There are many different types of lenders out there and it can be a daunting task to figure out whom to go to when you need a mortgage loan. The last thing you want to do is jump at the first offer that looks attractive. For many people this choice may come down to conventional mortgage brokers and hard money lenders. Here is a closer look at how these two differ. Once you familiarize yourself with it you will be able to make the right choice.

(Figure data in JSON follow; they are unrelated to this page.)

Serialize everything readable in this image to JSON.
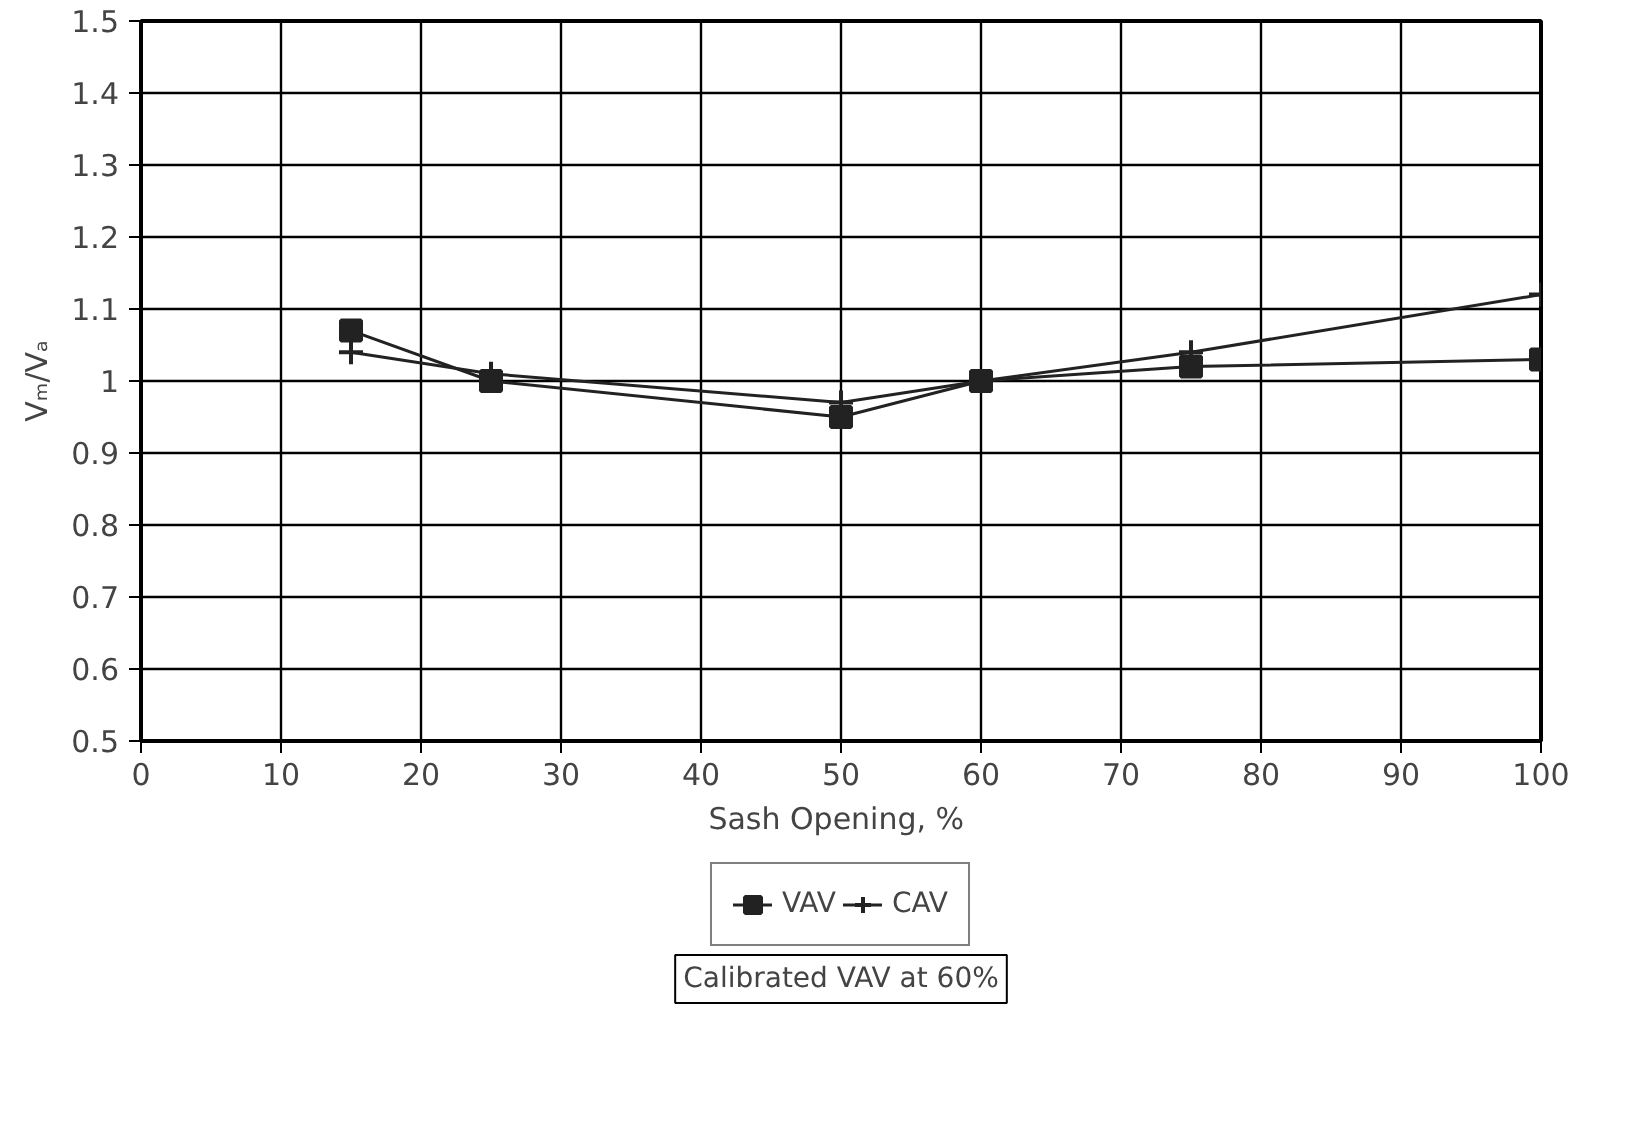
{
  "chart_data": {
    "type": "line",
    "xlabel": "Sash Opening,  %",
    "ylabel": "Vₘ/Vₐ",
    "x": [
      15,
      25,
      50,
      60,
      75,
      100
    ],
    "series": [
      {
        "name": "VAV",
        "color": "#222222",
        "marker": "square",
        "values": [
          1.07,
          1.0,
          0.95,
          1.0,
          1.02,
          1.03
        ]
      },
      {
        "name": "CAV",
        "color": "#222222",
        "marker": "cross",
        "values": [
          1.04,
          1.01,
          0.97,
          1.0,
          1.04,
          1.12
        ]
      }
    ],
    "xlim": [
      0,
      100
    ],
    "xticks": [
      0,
      10,
      20,
      30,
      40,
      50,
      60,
      70,
      80,
      90,
      100
    ],
    "ylim": [
      0.5,
      1.5
    ],
    "yticks": [
      0.5,
      0.6,
      0.7,
      0.8,
      0.9,
      1,
      1.1,
      1.2,
      1.3,
      1.4,
      1.5
    ],
    "grid": true,
    "legend": "bottom",
    "line_style": "solid",
    "annotations": [
      "Calibrated VAV at 60%"
    ]
  }
}
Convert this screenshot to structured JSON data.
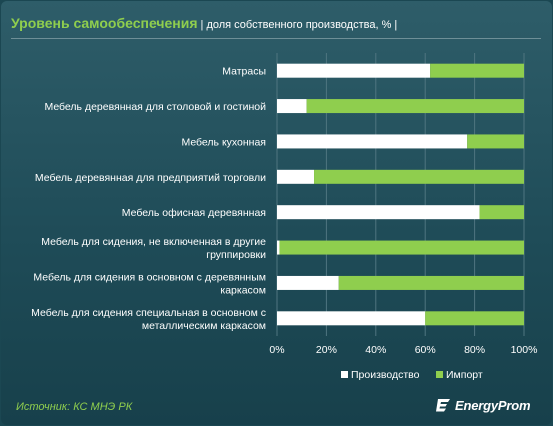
{
  "title": "Уровень самообеспечения",
  "subtitle": "| доля собственного производства, % |",
  "source": "Источник: КС МНЭ РК",
  "brand": "EnergyProm",
  "colors": {
    "production": "#ffffff",
    "import": "#8fce4e",
    "accent": "#8fce4e",
    "background": "#244f5b"
  },
  "chart_data": {
    "type": "bar",
    "orientation": "horizontal",
    "stacked": true,
    "categories": [
      [
        "Матрасы"
      ],
      [
        "Мебель деревянная для столовой и гостиной"
      ],
      [
        "Мебель кухонная"
      ],
      [
        "Мебель деревянная для предприятий торговли"
      ],
      [
        "Мебель офисная деревянная"
      ],
      [
        "Мебель для сидения, не включенная в другие",
        "группировки"
      ],
      [
        "Мебель для сидения в основном с деревянным",
        "каркасом"
      ],
      [
        "Мебель для сидения специальная в основном с",
        "металлическим каркасом"
      ]
    ],
    "series": [
      {
        "name": "Производство",
        "color": "#ffffff",
        "values": [
          62,
          12,
          77,
          15,
          82,
          1,
          25,
          60
        ]
      },
      {
        "name": "Импорт",
        "color": "#8fce4e",
        "values": [
          38,
          88,
          23,
          85,
          18,
          99,
          75,
          40
        ]
      }
    ],
    "xlim": [
      0,
      100
    ],
    "xticks": [
      "0%",
      "20%",
      "40%",
      "60%",
      "80%",
      "100%"
    ],
    "grid": true,
    "legend": "bottom"
  }
}
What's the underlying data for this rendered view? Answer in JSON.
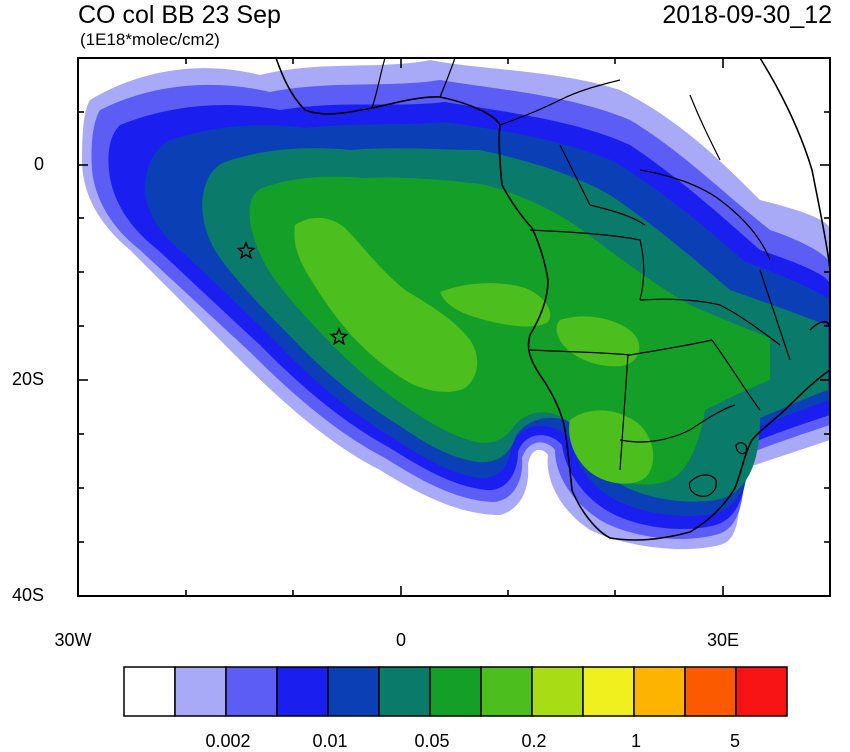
{
  "header": {
    "title": "CO col BB 23 Sep",
    "timestamp": "2018-09-30_12",
    "units": "(1E18*molec/cm2)"
  },
  "map": {
    "y_ticks": [
      "0",
      "20S",
      "40S"
    ],
    "x_ticks": [
      "30W",
      "0",
      "30E"
    ],
    "markers": [
      "star",
      "star"
    ]
  },
  "colorbar": {
    "colors": [
      "#ffffff",
      "#a9aaf7",
      "#5b5df5",
      "#1a1ff0",
      "#0b3fb5",
      "#0a7a6a",
      "#14a028",
      "#4cbf1e",
      "#a8dc14",
      "#f0f01e",
      "#fcb400",
      "#fc5a00",
      "#f81414"
    ],
    "labels": [
      "0.002",
      "0.01",
      "0.05",
      "0.2",
      "1",
      "5"
    ]
  }
}
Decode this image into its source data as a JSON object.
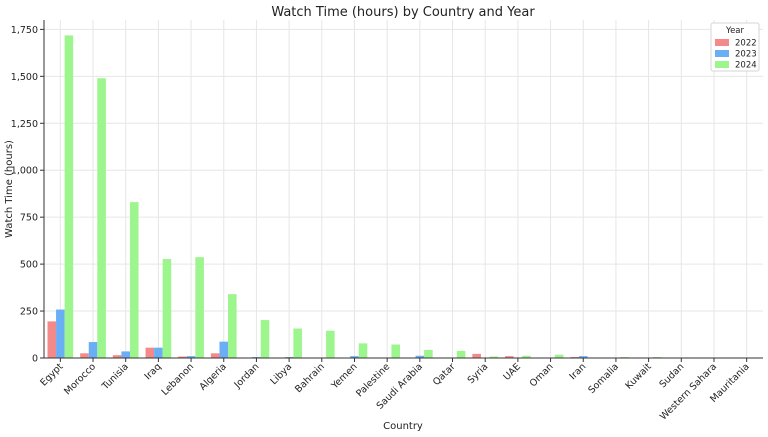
{
  "chart_data": {
    "type": "bar",
    "title": "Watch Time (hours) by Country and Year",
    "xlabel": "Country",
    "ylabel": "Watch Time (hours)",
    "ylim": [
      0,
      1800
    ],
    "yticks": [
      0,
      250,
      500,
      750,
      1000,
      1250,
      1500,
      1750
    ],
    "grid": true,
    "legend": {
      "title": "Year",
      "placement": "top-right"
    },
    "categories": [
      "Egypt",
      "Morocco",
      "Tunisia",
      "Iraq",
      "Lebanon",
      "Algeria",
      "Jordan",
      "Libya",
      "Bahrain",
      "Yemen",
      "Palestine",
      "Saudi Arabia",
      "Qatar",
      "Syria",
      "UAE",
      "Oman",
      "Iran",
      "Somalia",
      "Kuwait",
      "Sudan",
      "Western Sahara",
      "Mauritania"
    ],
    "series": [
      {
        "name": "2022",
        "color": "#f4898a",
        "values": [
          195,
          25,
          15,
          55,
          8,
          25,
          0,
          0,
          0,
          0,
          0,
          0,
          0,
          22,
          10,
          0,
          5,
          0,
          0,
          0,
          0,
          0
        ]
      },
      {
        "name": "2023",
        "color": "#6aaef5",
        "values": [
          258,
          85,
          35,
          55,
          10,
          87,
          5,
          5,
          0,
          10,
          0,
          12,
          0,
          0,
          0,
          0,
          10,
          0,
          0,
          0,
          0,
          0
        ]
      },
      {
        "name": "2024",
        "color": "#9df58d",
        "values": [
          1718,
          1490,
          830,
          527,
          537,
          340,
          202,
          157,
          145,
          78,
          72,
          43,
          38,
          8,
          12,
          18,
          0,
          5,
          5,
          3,
          1,
          1
        ]
      }
    ]
  }
}
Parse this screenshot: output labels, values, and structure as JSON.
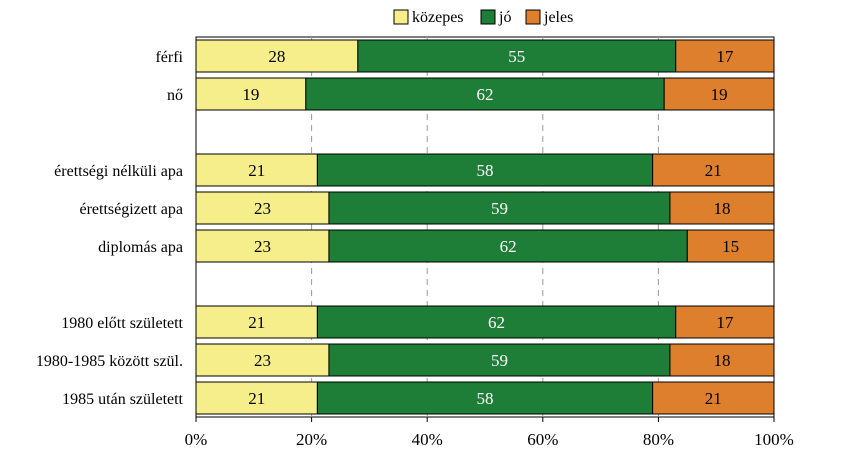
{
  "chart_data": {
    "type": "bar",
    "orientation": "horizontal",
    "stacked": true,
    "percent": true,
    "title": "",
    "xlabel": "",
    "ylabel": "",
    "xlim": [
      0,
      100
    ],
    "x_ticks": [
      "0%",
      "20%",
      "40%",
      "60%",
      "80%",
      "100%"
    ],
    "grid": "vertical dashed",
    "legend_position": "top",
    "categories": [
      "férfi",
      "nő",
      "",
      "érettségi nélküli apa",
      "érettségizett apa",
      "diplomás apa",
      "",
      "1980 előtt született",
      "1980-1985 között szül.",
      "1985 után született"
    ],
    "series": [
      {
        "name": "közepes",
        "color": "#f5ee8a",
        "label_color": "#000000",
        "values": [
          28,
          19,
          null,
          21,
          23,
          23,
          null,
          21,
          23,
          21
        ]
      },
      {
        "name": "jó",
        "color": "#1e7d36",
        "label_color": "#ffffff",
        "values": [
          55,
          62,
          null,
          58,
          59,
          62,
          null,
          62,
          59,
          58
        ]
      },
      {
        "name": "jeles",
        "color": "#dd7f2c",
        "label_color": "#000000",
        "values": [
          17,
          19,
          null,
          21,
          18,
          15,
          null,
          17,
          18,
          21
        ]
      }
    ]
  }
}
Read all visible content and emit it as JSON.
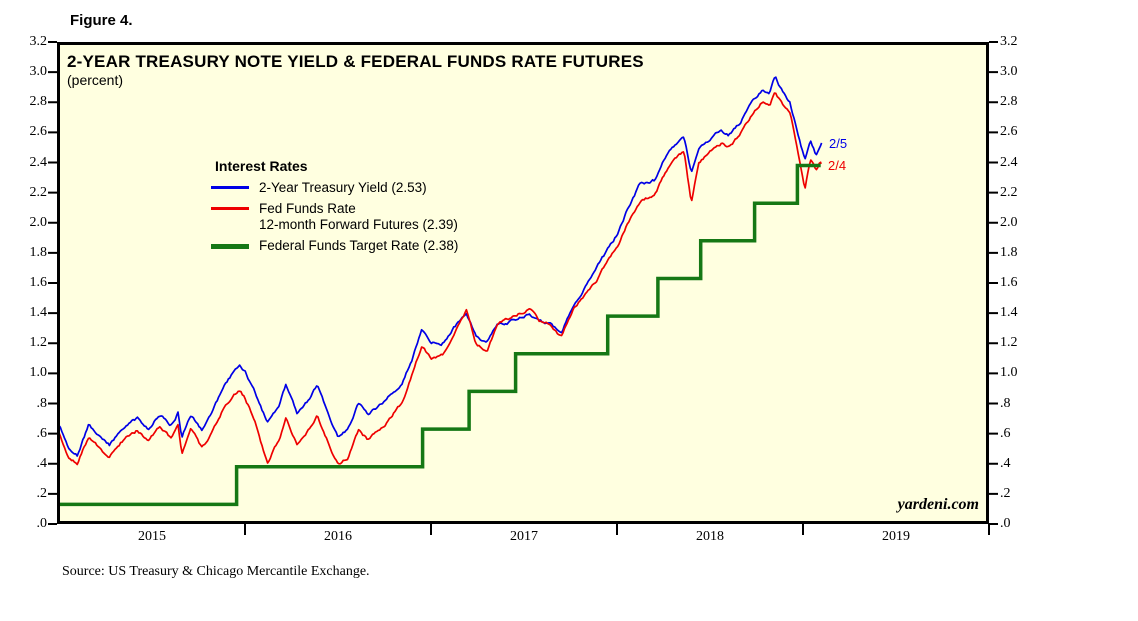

Individuals and institutions
Most of the conventional lenders work for or with a financial institution. This seems to be the most common type of lender and can be handled by anywhere from one person to a large part of the institution. Where hard money lenders differ is that they very seldom deal with big companies. In the majority of cases you will see them as private individuals who finance the loan.
The type of home
The conventional mortgage broker will be able to supply you with a loan for any number of types of homes and will set up the terms and conditions accordingly. The aim in this case is to help people gain enough to either place a deposit for, or buy a home. People would do this for any number of reasons. With hard money lenders, they are more inclined to lend to people who are looking at houses that could serve as a potential investment. Another aspect would be whether the house is occupied by the owner or not. These kinds of houses usually come with more restrictions and prevent the lender from getting a large number of points.
Dealing with the law
Conventional mortgage lenders are familiar with the laws regarding the most common financial legal issues that they come across. In general they do not encounter many because of the flexibility of the terms and conditions. A hard money lender, on the other hand, often know these laws inside and out because they are met with problems more often than conventional lenders. This is because lending laws are changing and most of them favor the borrower. As such, it can be difficult for lenders to get all their money back if the borrower encounters a problem with repayment.